We also found that 14 of the 33 genes were upregulated in the fibroblast mono-culture model following stimulation with 10 ng/mL TGF-β1 (Fig. 6). However, the level of fold increase of several genes was lower in the mono-culture model compared with the co-culture model. For example, FN1 expression showed a 29.3-fold change in the co-culture model after stimulation with 10 ng/mL TGF-β1 (Fig. 5e), compared with only a 2.2-fold change in the mono-culture model (Fig. 6).

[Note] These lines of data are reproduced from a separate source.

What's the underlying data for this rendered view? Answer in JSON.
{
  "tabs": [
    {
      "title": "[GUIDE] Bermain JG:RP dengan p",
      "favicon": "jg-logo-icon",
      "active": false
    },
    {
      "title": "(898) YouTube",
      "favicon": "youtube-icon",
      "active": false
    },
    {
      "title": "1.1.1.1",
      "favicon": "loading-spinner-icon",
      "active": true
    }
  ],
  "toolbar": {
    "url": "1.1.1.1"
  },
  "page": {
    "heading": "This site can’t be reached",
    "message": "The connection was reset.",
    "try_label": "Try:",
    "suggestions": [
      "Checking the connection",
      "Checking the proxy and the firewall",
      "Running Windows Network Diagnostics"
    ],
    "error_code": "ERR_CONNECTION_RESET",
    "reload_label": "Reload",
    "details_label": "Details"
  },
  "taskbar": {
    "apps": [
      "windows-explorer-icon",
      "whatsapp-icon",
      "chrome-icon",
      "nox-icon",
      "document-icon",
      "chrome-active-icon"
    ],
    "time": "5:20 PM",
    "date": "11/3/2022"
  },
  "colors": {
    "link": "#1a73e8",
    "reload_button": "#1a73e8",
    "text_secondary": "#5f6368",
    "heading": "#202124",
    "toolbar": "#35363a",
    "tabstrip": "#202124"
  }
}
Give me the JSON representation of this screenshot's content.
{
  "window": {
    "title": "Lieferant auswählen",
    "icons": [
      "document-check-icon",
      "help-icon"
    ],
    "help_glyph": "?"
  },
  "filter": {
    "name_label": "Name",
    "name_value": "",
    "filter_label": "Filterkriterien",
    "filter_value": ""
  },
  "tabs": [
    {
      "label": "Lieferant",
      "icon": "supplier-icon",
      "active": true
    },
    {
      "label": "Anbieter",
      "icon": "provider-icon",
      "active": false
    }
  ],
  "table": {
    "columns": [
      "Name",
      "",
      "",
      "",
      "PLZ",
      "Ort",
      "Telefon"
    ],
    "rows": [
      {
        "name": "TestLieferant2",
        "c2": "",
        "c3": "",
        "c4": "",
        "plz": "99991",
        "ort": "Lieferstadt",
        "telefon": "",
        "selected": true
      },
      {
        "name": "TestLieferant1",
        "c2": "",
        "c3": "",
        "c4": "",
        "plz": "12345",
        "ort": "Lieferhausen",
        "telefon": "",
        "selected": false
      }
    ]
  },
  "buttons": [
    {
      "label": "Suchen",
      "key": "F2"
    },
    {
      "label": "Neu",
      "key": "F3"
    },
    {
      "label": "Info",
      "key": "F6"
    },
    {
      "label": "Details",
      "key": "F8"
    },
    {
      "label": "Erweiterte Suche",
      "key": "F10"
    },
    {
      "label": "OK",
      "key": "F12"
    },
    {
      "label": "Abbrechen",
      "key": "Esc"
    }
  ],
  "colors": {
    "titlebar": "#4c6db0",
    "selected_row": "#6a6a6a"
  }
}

As FN1 and TNC expression was markedly upregulated (Fig. 5e), we analyzed the expression pattern of proteins encoded by these genes in the co-culture. The results revealed fibronectin expression mainly across the mesenchymal layer (Fig. 7). However, we also found fibronectin-positive basal cells in the epithelial layer following TGF-β1 stimulation (Fig. 7, arrowheads). Tenascin-C was also expressed across the mesenchymal layer, and the staining appeared to become denser with higher TGF-β1 concentrations. Strong expression of tenascin-C was observed in the sub-epithelial basement membrane of the co-culture model (Fig. 7, arrows). Expression decreased as TGF-β signaling was suppressed by the addition of 5 μM SB525334.